The New York City Industrial Development Agency has scheduled a public hearing for 10 a.m. Sept. 15 at New York City Economic Development Corp. headquarters, 110 William St. in lower Manhattan. The agency, which owns the stadium and leases it to the team, is an EDC unit.

Officials expect the refunding by holding company Yankee Stadium LLC to save roughly $10 million in interest costs.

It won't be the first New York sports venue refinanced on the wings of low interest rates. In early August, Mikhail Prokhorov, owner of the National Basketball Association's Brooklyn Nets and the Barclays Center in downtown Brooklyn, refinanced $482 million of arena debt, saving an estimated $90 million.

The latest iteration of Yankee Stadium, which holds about 53,000 fans, opened in 2009, across 161st Street from the site of its two South Bronx predecessors.
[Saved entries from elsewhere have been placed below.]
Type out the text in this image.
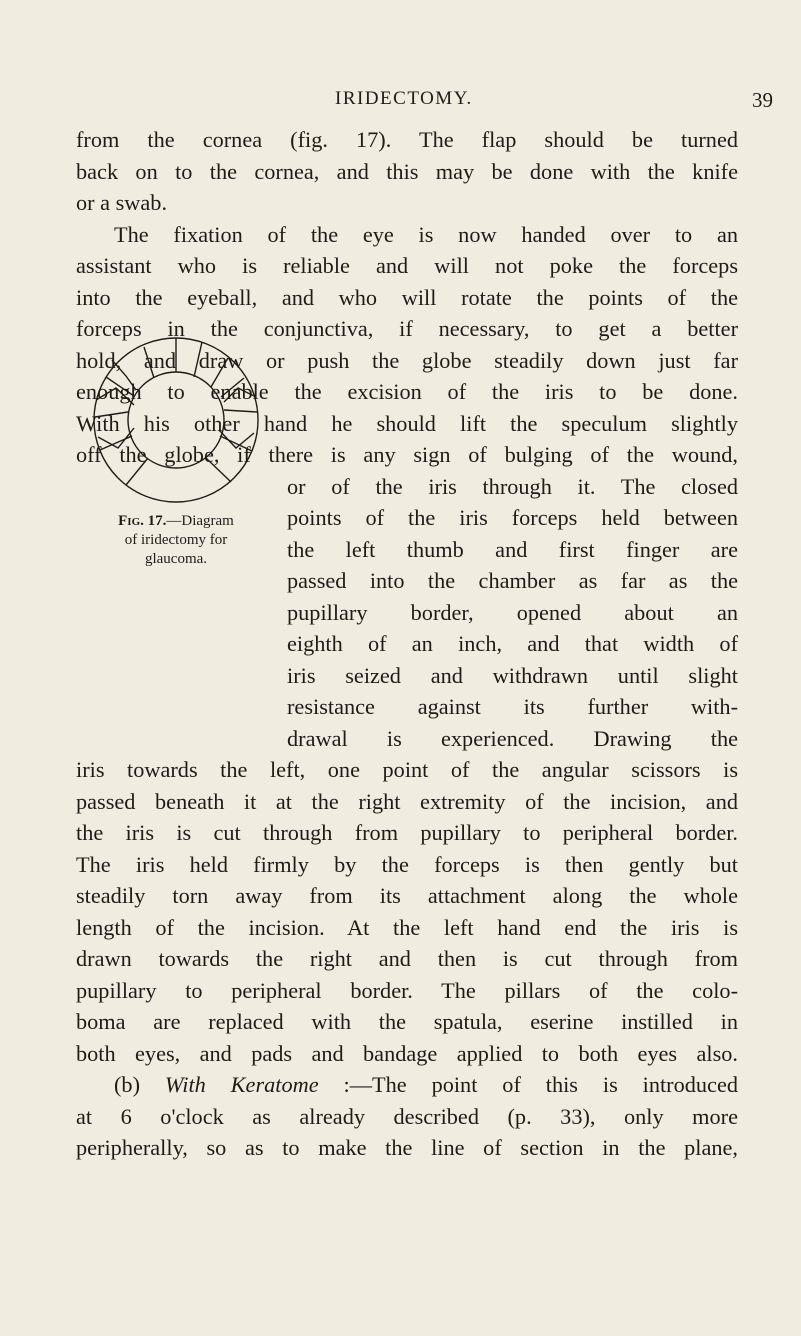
IRIDECTOMY.	39
from the cornea (fig. 17). The flap should be turned
back on to the cornea, and this may be done with the knife
or a swab.
The fixation of the eye is now handed over to an
assistant who is reliable and will not poke the forceps
into the eyeball, and who will rotate the points of the
forceps in the conjunctiva, if necessary, to get a better
hold, and draw or push the globe steadily down just far
enough to enable the excision of the iris to be done.
With his other hand he should lift the speculum slightly
off the globe, if there is any sign of bulging of the wound,
or of the iris through it. The closed
points of the iris forceps held between
the left thumb and first finger are
passed into the chamber as far as the
pupillary border, opened about an
eighth of an inch, and that width of
iris seized and withdrawn until slight
resistance against its further with-
drawal is experienced. Drawing the
iris towards the left, one point of the angular scissors is
passed beneath it at the right extremity of the incision, and
the iris is cut through from pupillary to peripheral border.
The iris held firmly by the forceps is then gently but
steadily torn away from its attachment along the whole
length of the incision. At the left hand end the iris is
drawn towards the right and then is cut through from
pupillary to peripheral border. The pillars of the colo-
boma are replaced with the spatula, eserine instilled in
both eyes, and pads and bandage applied to both eyes also.
(b) With Keratome :—The point of this is introduced
at 6 o'clock as already described (p. 33), only more
peripherally, so as to make the line of section in the plane,
Fig. 17.—Diagram
of iridectomy for
glaucoma.
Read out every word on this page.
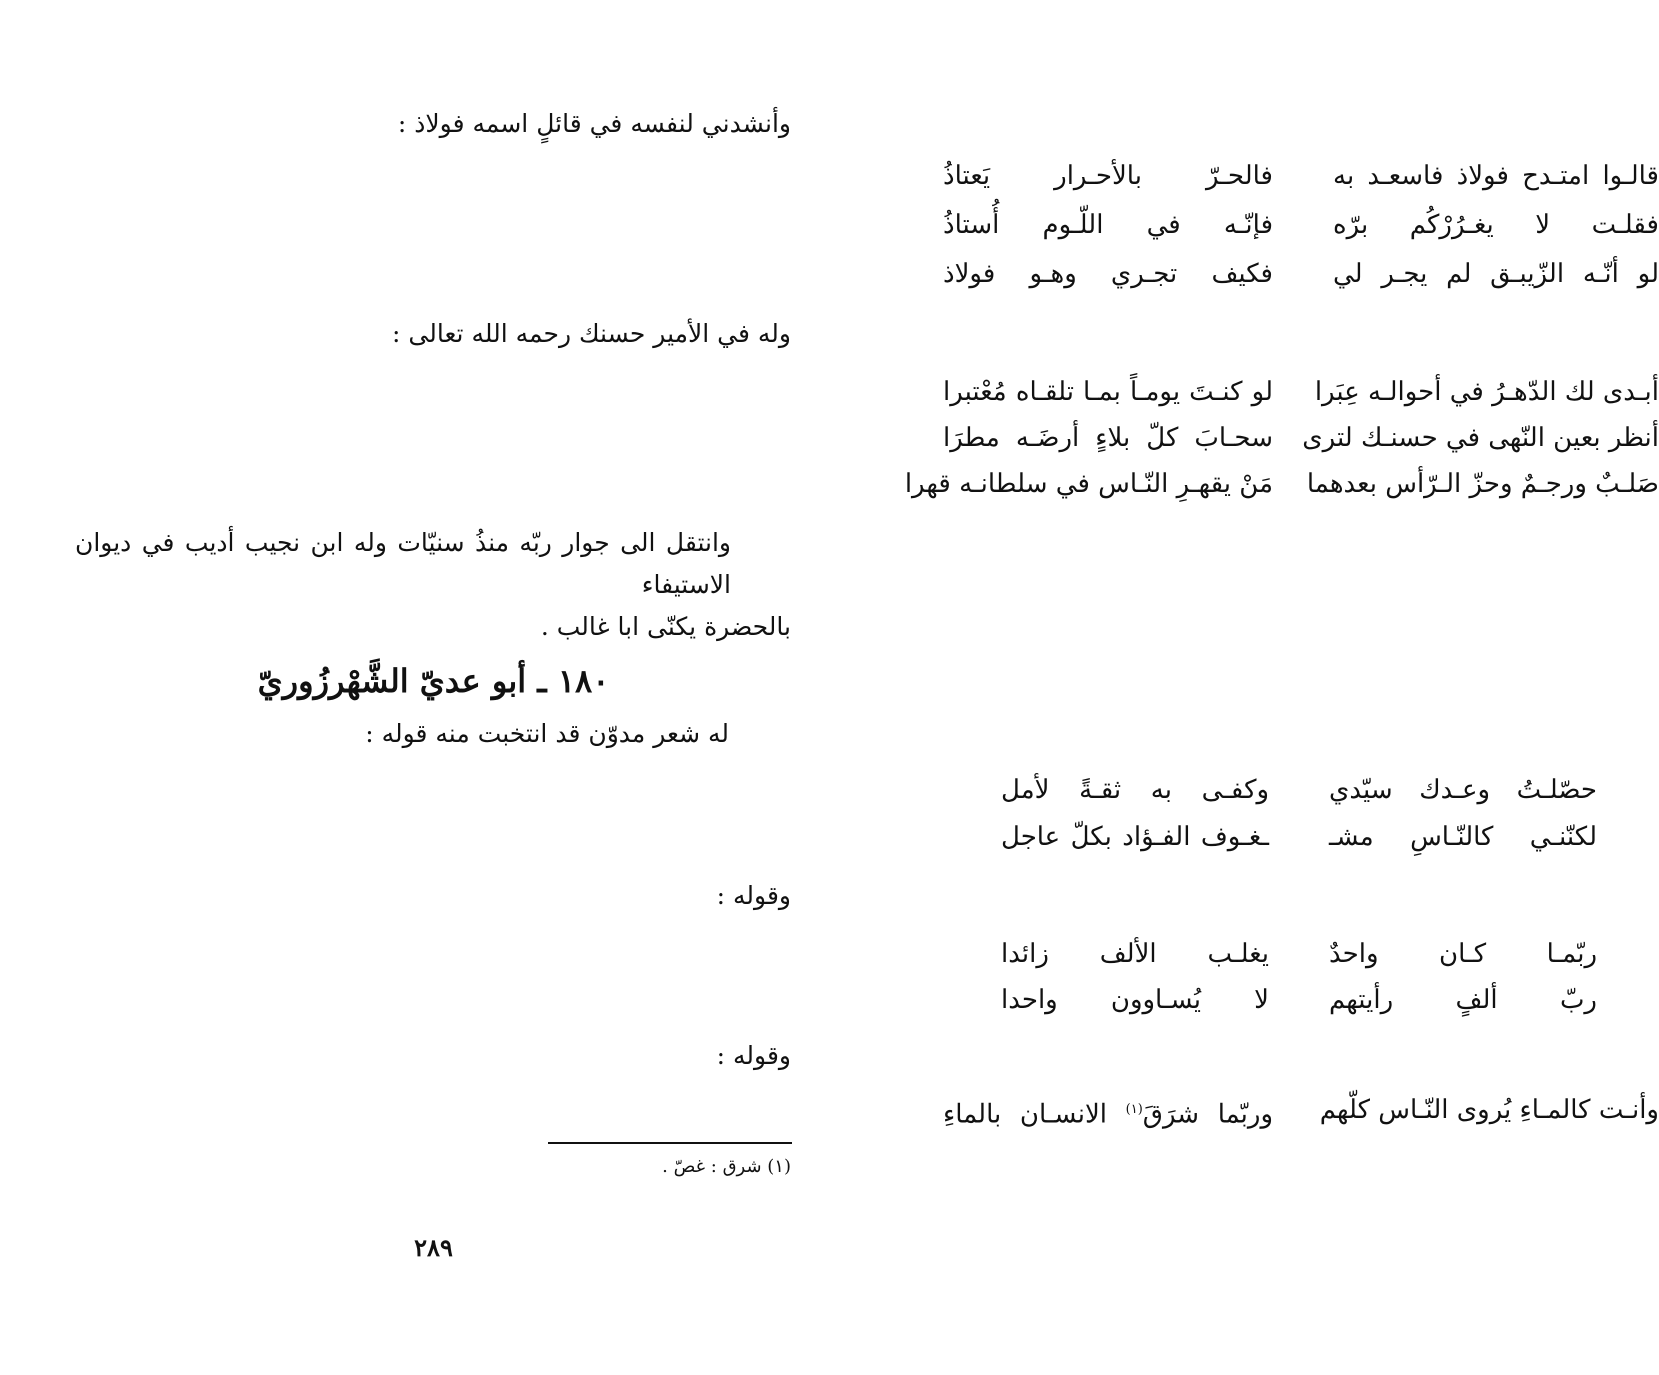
وأنشدني لنفسه في قائلٍ اسمه فولاذ :
قالـوا امتـدح فولاذ فاسعـد به
فالحـرّ بالأحـرار يَعتاذُ
فقلـت لا يغـرُرْكُم برّه
فإنّـه في اللّـوم أُستاذُ
لو أنّـه الزّيبـق لم يجـر لي
فكيف تجـري وهـو فولاذ
وله في الأمير حسنك رحمه الله تعالى :
أبـدى لك الدّهـرُ في أحوالـه عِبَرا
لو كنـتَ يومـاً بمـا تلقـاه مُعْتبرا
أنظر بعين النّهى في حسنـك لترى
سحـابَ كلّ بلاءٍ أرضَـه مطرَا
صَلـبٌ ورجـمٌ وحزّ الـرّأس بعدهما
مَنْ يقهـرِ النّـاس في سلطانـه قهرا
وانتقل الى جوار ربّه منذُ سنيّات وله ابن نجيب أديب في ديوان الاستيفاء
بالحضرة يكنّى ابا غالب .
١٨٠ ـ أبو عديّ الشَّهْرزُوريّ
له شعر مدوّن قد انتخبت منه قوله :
حصّلـتُ وعـدك سيّدي
وكفـى به ثقـةً لأمل
لكنّنـي كالنّـاسِ مشـ
ـغـوف الفـؤاد بكلّ عاجل
وقوله :
ربّمـا كـان واحدٌ
يغلـب الألف زائدا
ربّ ألفٍ رأيتهم
لا يُسـاوون واحدا
وقوله :
وأنـت كالمـاءِ يُروى النّـاس كلّهم
وربّما شرَقَ$^{(١)}$ الانسـان بالماءِ
(١) شرق : غصّ .
٢٨٩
The Industrial Development Agency issued payment-in-lieu-of-taxes, or PILOT bonds, totaling $943 million in 2006 and $259 million in 2009. PILOT payments by the baseball club to the IDA backstop the debt.

Major League Soccer's New York City Football Club also uses the stadium.

Proceeds will also fund a portion of stadium costs and a debt service reserve account, according to the public hearing notice.

In July, Moody's Investors Service upgraded the bonds of both Yankee Stadium and the Mets' Citi Field in Queens, to Baa2 and Baa3, respectively.

"Yankee Stadium's required advance payment of annual debt service costs to the trustee on Feb. 1 each year provides a key structural protection that Queens Ballpark does not have," Moody's said of the rating difference. "Also, Yankee Stadium's advance payment supports its gross revenue pledge, whereas Queens Ballpark pays debt service when due and has a net revenue pledge."

The municipal bond-funded parking garages adjacent to the stadium continue to bleed money. Bronx Parking Development Co., which operates five garages and five parking lots, posted a $31 million net loss in calendar 2015, according to a report by independent auditing firm Friedman LLP.

High parking rates and convenient mass transit options to the stadium have pushed garage usage downward.

Bondholders have extended a forbearance agreement with Bronx Parking through the end of the year. Nuveen Asset Management holds roughly $140 million of the debt.

Bronx Parking issued $237 million of bonds late in 2007, through the IDA.

The Yankees, with a 67-63 record as of Tuesday morning, are in fourth place in the American League East Division.